“How do I know what I think until I see what I say?”
E.M. Forster
Listening to Charlie Rose interview Sonia Sotomayor I was struck by one exchange. Rose was asking about empathy and Sotomayor in her answer said that among her worst experiences were discussions of cases among judges where they had not understood the case.
It seems to me that we often invoke duality to separate emotional understanding from intellectual understanding. But if you want justice, should you not expect judges to understand a case both emotionally and intellectually?
Sotomayor of course makes a very important case that judges should understand their own responses to a case -- both the sources of their emotions and their prejudices -- in order to better do what the law requires.
On the other hand, she referred to the members of the Supreme Court that overthrew Plessy v Ferguson. That Plessy decision is often identified as one of the worst in Supreme Court history but it stood for more than half a century. It seems to me that when the Warren Court overturned Plessy in Brown vs the Board of Education, they must have fueled their effort with emotional outrage at the injustice Plessy was causing.

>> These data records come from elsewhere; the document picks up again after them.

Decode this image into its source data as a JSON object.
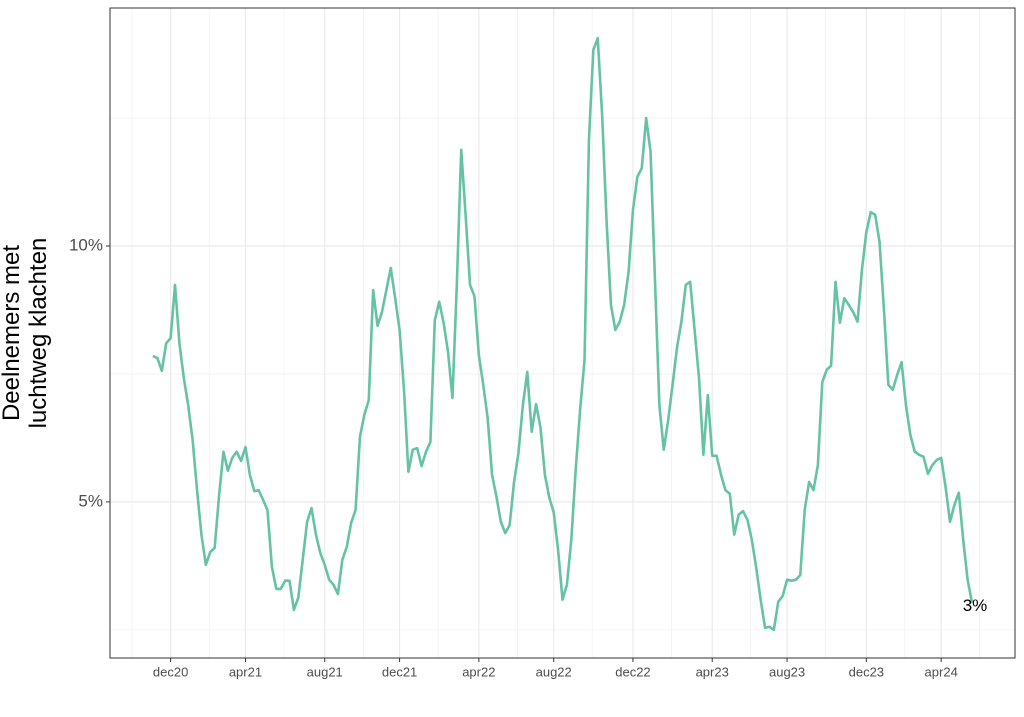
{
  "chart_data": {
    "type": "line",
    "y_label": [
      "Deelnemers met",
      "luchtweg klachten"
    ],
    "categories": [
      null,
      null,
      null,
      null,
      "dec20",
      null,
      null,
      null,
      null,
      null,
      null,
      null,
      null,
      null,
      null,
      null,
      null,
      null,
      null,
      null,
      null,
      "apr21",
      null,
      null,
      null,
      null,
      null,
      null,
      null,
      null,
      null,
      null,
      null,
      null,
      null,
      null,
      null,
      null,
      null,
      "aug21",
      null,
      null,
      null,
      null,
      null,
      null,
      null,
      null,
      null,
      null,
      null,
      null,
      null,
      null,
      null,
      null,
      "dec21",
      null,
      null,
      null,
      null,
      null,
      null,
      null,
      null,
      null,
      null,
      null,
      null,
      null,
      null,
      null,
      null,
      null,
      "apr22",
      null,
      null,
      null,
      null,
      null,
      null,
      null,
      null,
      null,
      null,
      null,
      null,
      null,
      null,
      null,
      null,
      "aug22",
      null,
      null,
      null,
      null,
      null,
      null,
      null,
      null,
      null,
      null,
      null,
      null,
      null,
      null,
      null,
      null,
      null,
      "dec22",
      null,
      null,
      null,
      null,
      null,
      null,
      null,
      null,
      null,
      null,
      null,
      null,
      null,
      null,
      null,
      null,
      null,
      "apr23",
      null,
      null,
      null,
      null,
      null,
      null,
      null,
      null,
      null,
      null,
      null,
      null,
      null,
      null,
      null,
      null,
      "aug23",
      null,
      null,
      null,
      null,
      null,
      null,
      null,
      null,
      null,
      null,
      null,
      null,
      null,
      null,
      null,
      null,
      null,
      "dec23",
      null,
      null,
      null,
      null,
      null,
      null,
      null,
      null,
      null,
      null,
      null,
      null,
      null,
      null,
      null,
      null,
      "apr24",
      null,
      null,
      null,
      null,
      null,
      null,
      null
    ],
    "series": [
      {
        "color": "#66c2a5",
        "values": [
          7.85,
          7.81,
          7.56,
          8.1,
          8.2,
          9.24,
          8.1,
          7.42,
          6.88,
          6.21,
          5.23,
          4.36,
          3.77,
          4.02,
          4.1,
          5.12,
          5.98,
          5.61,
          5.86,
          5.98,
          5.8,
          6.07,
          5.53,
          5.21,
          5.23,
          5.04,
          4.84,
          3.73,
          3.3,
          3.3,
          3.46,
          3.46,
          2.89,
          3.13,
          3.87,
          4.61,
          4.88,
          4.36,
          4.0,
          3.77,
          3.48,
          3.38,
          3.2,
          3.87,
          4.12,
          4.59,
          4.84,
          6.27,
          6.7,
          6.99,
          9.14,
          8.44,
          8.71,
          9.14,
          9.57,
          8.98,
          8.36,
          7.19,
          5.59,
          6.02,
          6.05,
          5.7,
          5.98,
          6.17,
          8.55,
          8.91,
          8.5,
          7.93,
          7.03,
          9.24,
          11.88,
          10.6,
          9.24,
          9.02,
          7.87,
          7.29,
          6.64,
          5.53,
          5.1,
          4.61,
          4.39,
          4.55,
          5.39,
          5.96,
          6.89,
          7.54,
          6.37,
          6.91,
          6.45,
          5.53,
          5.08,
          4.8,
          4.06,
          3.09,
          3.38,
          4.26,
          5.63,
          6.8,
          7.77,
          12.07,
          13.83,
          14.06,
          12.56,
          10.51,
          8.85,
          8.36,
          8.52,
          8.85,
          9.49,
          10.7,
          11.35,
          11.52,
          12.5,
          11.84,
          9.34,
          6.89,
          6.02,
          6.6,
          7.29,
          8.01,
          8.52,
          9.24,
          9.3,
          8.36,
          7.42,
          5.92,
          7.09,
          5.9,
          5.9,
          5.53,
          5.23,
          5.16,
          4.36,
          4.75,
          4.82,
          4.65,
          4.26,
          3.71,
          3.09,
          2.54,
          2.56,
          2.5,
          3.05,
          3.16,
          3.48,
          3.46,
          3.48,
          3.57,
          4.84,
          5.39,
          5.23,
          5.72,
          7.34,
          7.58,
          7.66,
          9.3,
          8.5,
          8.98,
          8.85,
          8.71,
          8.52,
          9.53,
          10.27,
          10.66,
          10.61,
          10.08,
          8.75,
          7.29,
          7.19,
          7.48,
          7.73,
          6.89,
          6.31,
          5.98,
          5.92,
          5.88,
          5.55,
          5.72,
          5.82,
          5.86,
          5.29,
          4.61,
          4.94,
          5.18,
          4.26,
          3.48,
          3.03
        ]
      }
    ],
    "annotation": "3%",
    "ylim": [
      1.95,
      14.65
    ],
    "yticks": [
      {
        "value": 5,
        "label": "5%"
      },
      {
        "value": 10,
        "label": "10%"
      }
    ],
    "y_minor_ticks": [
      2.5,
      7.5,
      12.5
    ],
    "grid": true
  }
}
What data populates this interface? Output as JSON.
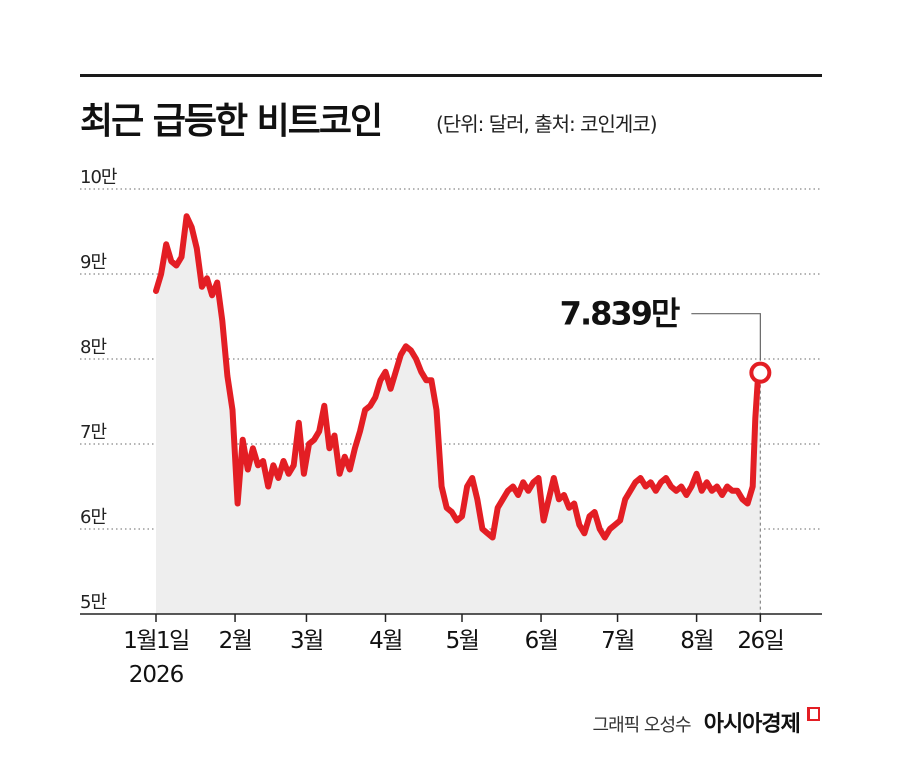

I suppose my fundamental point is that we think with our brains and not just our conscious minds. Our best thinking is probably done through a righteous integration of the brain's emotional and logical processes.
How do I know what I think until I read what I have written?
In the discussion Sotomayor noted that there have been occasions in which after a preliminary discussion within a panel of judges, she was tasked with writing the majority opinion, and in the process of drafting that opinion decided it was wrong. She would then draft what she felt to be the correct opinion and bring both back to the panel.
Her point was that in the reflective process of writing an opinion she deepened her analysis and came to a new recognition of what she thought about the case. Sometimes she could bring a majority to her new view, and sometimes she found her opinion published as a minority view of the case.
I too find that writing, especially for distribution, helps to clarify my thinking. Indeed, that is one of the reasons I continue writing this blog.